Une salle des machines traversée par les échos de bien des naufrages, maritimes, historiques, littéraires, burlesques, héroïques ou narcissiques... de l'île de Calypso aux rives du Tage, et où l'on croise des marins sauvés, d'autres engloutis, et des architectes que l'on suit jusque dans leur chute.
- Matthieu Garrigou-Lagrange Producteur de l'émission "Géographie à la carte" sur France Culture
- Pierre Senges Écrivain, scénariste
- Alice Zeniter Ecrivaine, lauréate du Prix du Livre Inter 2013
Première partie.

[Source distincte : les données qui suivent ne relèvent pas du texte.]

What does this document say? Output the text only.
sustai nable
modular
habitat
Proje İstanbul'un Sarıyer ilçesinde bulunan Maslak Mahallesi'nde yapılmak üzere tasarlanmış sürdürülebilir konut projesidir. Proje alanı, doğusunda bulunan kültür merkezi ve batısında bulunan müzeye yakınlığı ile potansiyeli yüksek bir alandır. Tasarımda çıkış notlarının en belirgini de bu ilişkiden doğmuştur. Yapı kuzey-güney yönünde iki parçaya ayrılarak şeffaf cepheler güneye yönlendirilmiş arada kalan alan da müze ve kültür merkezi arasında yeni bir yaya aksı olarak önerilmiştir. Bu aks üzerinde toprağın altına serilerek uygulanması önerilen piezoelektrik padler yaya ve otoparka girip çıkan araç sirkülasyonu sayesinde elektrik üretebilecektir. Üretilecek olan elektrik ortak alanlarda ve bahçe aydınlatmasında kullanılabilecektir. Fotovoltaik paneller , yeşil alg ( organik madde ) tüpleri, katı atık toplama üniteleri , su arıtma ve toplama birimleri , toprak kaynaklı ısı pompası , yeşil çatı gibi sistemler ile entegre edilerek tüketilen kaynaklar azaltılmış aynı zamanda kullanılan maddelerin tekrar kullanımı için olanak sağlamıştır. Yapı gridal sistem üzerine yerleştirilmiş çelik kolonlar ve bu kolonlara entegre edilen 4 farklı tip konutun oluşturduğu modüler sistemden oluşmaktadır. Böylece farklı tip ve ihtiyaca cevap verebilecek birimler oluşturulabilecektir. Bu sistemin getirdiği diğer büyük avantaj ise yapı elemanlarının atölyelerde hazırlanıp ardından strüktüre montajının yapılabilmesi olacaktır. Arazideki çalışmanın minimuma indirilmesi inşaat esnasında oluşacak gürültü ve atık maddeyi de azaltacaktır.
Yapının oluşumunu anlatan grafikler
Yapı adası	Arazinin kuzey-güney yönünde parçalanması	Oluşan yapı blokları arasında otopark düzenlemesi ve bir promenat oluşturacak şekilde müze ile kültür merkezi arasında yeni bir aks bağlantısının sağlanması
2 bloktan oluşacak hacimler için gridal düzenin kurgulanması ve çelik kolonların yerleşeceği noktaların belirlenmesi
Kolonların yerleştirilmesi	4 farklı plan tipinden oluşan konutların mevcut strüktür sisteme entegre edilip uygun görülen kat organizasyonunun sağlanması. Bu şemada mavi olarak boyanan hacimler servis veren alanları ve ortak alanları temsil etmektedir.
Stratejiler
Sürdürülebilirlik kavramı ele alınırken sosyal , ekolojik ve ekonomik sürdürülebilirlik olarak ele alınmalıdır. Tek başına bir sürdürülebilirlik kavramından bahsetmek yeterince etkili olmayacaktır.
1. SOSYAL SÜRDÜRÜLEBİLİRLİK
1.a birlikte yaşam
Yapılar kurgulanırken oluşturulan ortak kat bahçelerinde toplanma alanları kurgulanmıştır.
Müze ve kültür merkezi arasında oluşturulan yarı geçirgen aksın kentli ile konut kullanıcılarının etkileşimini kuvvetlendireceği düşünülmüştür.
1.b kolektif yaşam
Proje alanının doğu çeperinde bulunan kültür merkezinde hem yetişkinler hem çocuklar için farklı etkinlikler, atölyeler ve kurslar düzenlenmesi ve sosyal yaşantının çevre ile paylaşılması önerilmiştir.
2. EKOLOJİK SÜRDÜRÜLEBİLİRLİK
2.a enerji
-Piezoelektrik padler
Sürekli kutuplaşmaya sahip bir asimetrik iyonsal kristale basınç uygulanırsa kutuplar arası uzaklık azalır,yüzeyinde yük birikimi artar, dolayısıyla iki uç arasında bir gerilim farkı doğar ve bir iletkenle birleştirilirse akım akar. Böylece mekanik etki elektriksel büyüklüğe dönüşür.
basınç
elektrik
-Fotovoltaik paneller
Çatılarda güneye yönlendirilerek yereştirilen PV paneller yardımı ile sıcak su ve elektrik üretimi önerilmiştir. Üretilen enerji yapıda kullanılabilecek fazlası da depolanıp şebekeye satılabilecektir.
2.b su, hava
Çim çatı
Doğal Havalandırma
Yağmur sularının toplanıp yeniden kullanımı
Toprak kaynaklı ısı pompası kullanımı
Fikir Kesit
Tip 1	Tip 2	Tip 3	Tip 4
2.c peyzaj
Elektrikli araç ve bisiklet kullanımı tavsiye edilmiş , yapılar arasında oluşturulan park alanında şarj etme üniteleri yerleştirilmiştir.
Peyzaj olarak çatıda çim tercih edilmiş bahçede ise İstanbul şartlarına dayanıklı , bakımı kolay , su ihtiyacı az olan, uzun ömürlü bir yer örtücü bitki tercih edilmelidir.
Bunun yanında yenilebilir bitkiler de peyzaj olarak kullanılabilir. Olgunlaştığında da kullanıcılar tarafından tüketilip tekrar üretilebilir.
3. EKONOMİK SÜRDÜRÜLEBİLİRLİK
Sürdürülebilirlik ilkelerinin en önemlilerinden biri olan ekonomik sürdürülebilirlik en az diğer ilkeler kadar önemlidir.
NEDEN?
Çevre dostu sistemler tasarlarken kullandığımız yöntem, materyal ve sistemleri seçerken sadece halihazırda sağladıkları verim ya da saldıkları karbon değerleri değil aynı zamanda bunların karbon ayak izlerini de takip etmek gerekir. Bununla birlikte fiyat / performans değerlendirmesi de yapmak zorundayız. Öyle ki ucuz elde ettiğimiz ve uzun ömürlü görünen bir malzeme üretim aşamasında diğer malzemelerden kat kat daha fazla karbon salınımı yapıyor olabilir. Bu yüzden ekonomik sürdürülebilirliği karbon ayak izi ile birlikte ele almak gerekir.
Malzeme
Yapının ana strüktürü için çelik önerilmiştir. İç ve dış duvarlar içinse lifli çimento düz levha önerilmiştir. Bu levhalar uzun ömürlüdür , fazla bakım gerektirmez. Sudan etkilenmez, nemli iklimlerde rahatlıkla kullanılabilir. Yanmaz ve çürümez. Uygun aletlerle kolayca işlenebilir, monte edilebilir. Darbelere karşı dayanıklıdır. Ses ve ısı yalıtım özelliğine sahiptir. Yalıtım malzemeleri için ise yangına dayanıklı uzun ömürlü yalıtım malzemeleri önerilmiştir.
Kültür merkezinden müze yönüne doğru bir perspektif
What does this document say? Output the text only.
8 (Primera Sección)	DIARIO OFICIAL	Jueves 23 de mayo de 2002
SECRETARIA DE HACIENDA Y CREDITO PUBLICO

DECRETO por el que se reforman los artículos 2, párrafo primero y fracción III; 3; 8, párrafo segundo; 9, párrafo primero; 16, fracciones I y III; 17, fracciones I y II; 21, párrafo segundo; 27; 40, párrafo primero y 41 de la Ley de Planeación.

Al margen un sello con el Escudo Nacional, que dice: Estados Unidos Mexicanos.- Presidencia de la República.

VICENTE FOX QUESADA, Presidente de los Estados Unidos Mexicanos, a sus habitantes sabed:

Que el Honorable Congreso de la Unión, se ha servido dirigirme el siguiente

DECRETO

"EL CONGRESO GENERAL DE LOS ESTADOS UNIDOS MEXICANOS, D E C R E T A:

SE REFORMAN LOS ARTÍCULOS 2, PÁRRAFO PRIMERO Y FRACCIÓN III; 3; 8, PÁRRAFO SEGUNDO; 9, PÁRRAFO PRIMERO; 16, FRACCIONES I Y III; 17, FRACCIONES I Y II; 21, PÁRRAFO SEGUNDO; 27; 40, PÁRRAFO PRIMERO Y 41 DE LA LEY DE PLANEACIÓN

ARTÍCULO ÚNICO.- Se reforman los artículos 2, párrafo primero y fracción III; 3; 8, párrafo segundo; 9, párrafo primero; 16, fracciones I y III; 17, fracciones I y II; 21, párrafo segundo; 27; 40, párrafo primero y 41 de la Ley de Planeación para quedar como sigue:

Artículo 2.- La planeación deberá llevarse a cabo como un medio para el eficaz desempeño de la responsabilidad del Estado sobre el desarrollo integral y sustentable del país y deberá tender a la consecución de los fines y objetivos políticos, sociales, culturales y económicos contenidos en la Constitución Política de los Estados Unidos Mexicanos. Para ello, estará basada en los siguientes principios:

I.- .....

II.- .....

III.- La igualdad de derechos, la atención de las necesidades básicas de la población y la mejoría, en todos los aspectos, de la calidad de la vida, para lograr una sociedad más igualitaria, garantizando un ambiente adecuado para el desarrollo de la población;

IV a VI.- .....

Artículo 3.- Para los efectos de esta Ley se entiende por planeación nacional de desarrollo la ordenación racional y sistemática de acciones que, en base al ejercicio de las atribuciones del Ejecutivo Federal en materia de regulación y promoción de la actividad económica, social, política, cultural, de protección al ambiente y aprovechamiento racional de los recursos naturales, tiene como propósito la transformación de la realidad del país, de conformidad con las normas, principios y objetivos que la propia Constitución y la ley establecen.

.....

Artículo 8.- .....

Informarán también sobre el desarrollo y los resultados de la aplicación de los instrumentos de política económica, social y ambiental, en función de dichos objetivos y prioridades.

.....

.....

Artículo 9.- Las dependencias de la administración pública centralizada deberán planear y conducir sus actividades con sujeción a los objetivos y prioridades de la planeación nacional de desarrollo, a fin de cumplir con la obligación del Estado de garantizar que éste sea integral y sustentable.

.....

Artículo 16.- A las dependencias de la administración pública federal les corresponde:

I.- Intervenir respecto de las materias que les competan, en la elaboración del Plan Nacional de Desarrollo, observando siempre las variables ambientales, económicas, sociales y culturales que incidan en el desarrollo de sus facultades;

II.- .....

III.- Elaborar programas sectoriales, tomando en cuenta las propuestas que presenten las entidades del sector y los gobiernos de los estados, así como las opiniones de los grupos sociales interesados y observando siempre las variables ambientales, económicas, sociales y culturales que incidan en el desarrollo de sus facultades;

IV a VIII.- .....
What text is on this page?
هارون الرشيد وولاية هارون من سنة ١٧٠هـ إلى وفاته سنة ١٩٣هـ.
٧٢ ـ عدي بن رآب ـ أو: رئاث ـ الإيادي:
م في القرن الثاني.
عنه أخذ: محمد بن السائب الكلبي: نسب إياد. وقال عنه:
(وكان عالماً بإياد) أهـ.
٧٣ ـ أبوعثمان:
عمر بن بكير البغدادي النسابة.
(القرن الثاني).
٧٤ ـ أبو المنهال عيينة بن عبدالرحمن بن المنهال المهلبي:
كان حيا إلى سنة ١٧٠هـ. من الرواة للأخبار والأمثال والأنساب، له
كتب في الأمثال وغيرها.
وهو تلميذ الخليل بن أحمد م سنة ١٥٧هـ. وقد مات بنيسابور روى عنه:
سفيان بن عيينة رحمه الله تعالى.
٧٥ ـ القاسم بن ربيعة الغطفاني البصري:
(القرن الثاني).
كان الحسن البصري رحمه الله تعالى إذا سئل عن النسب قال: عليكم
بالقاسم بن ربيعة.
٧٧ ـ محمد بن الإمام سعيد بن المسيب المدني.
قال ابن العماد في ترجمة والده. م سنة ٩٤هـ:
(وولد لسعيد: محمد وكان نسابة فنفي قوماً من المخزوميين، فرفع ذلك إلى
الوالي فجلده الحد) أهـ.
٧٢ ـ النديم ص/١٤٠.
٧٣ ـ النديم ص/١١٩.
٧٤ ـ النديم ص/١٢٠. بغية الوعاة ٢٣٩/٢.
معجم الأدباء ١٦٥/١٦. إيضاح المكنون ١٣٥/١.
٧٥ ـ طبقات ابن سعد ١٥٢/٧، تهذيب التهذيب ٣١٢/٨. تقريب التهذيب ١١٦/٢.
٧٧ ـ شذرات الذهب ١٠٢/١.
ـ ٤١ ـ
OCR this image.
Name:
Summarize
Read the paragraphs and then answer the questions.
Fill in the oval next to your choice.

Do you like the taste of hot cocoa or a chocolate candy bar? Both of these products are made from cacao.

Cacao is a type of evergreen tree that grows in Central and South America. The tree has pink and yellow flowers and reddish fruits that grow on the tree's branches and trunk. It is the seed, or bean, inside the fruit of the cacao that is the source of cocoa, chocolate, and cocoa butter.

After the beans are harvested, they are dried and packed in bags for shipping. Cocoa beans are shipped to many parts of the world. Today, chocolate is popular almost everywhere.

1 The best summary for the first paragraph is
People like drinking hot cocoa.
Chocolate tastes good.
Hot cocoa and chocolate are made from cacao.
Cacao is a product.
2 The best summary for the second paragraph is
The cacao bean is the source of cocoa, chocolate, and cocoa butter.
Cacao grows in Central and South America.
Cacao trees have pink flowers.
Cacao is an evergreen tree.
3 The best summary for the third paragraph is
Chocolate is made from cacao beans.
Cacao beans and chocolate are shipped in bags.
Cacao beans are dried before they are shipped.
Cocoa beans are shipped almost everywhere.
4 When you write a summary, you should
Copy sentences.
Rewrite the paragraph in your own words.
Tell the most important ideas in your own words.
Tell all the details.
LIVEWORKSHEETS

Entretien avec Pierre Senges
Mathias Enard s'entretient avec Pierre Senges, auteur notamment de Ruines de Rome (2002), un traité sur l’art du jardin, de La réfutation majeure (2004), de Achab, Séquelle (2015) et de Projectiles au sens propre, un essai consacré à la tarte à crème. Au cours de cet entretien, l'écrivain revient sur le projet de L’art de faire naufrage, pensé comme une sorte d'hommage et de prolongement à l'œuvre d'Antonio de Guevara, auteur espagnol du XVe siècle, dont il a traduit L’art de naviguer (Vagabonde).
Antonio de Guevara est un personnage qui me tient compagnie depuis que je l’ai découvert grâce à l’historien Carlo Ginzburg. Il fut à la fois évêque franciscain de Cadix et courtisan de la cour de Charles Quint, historiographe et prédicateur royal. Son art de mêler le vrai au faux dans ses écrits lui a attiré des critiques comme celle d’être un falsificateur, mais pour moi c’est au contraire un trait assez réjouissant de son œuvre. Je pensais qu’une façon de lui rendre hommage était de travailler à partir de ce motif du naufrage, qui rejoint une vieille obsession chez moi ! J'y vois un thème romanesque intéressant, à la fois par le côté burlesque, grotesque, trivial, de la peur de l’engloutissement, voire de la chute, du ratage, mais également par la dimension emphatique, pathétique, de cette vaste métaphore de la vie et du destin - que l'on peut prendre au sérieux... ou pas ! - une métaphore ambivalente puisque le naufrage peut être synonyme de catastrophe ou avoir des vertus. Grâce à lui, on peut découvrir des lieux incroyablement favorables… Au hasard de mes lectures, d’Homère à Shakespeare, en passant par Tacite ou Herman Melville, j’ai récolté des fragments éparpillés dans la littérature, en cherchant aussi à inviter des auteurs moins connus dans cette liste des naufrages ratés ou réussis.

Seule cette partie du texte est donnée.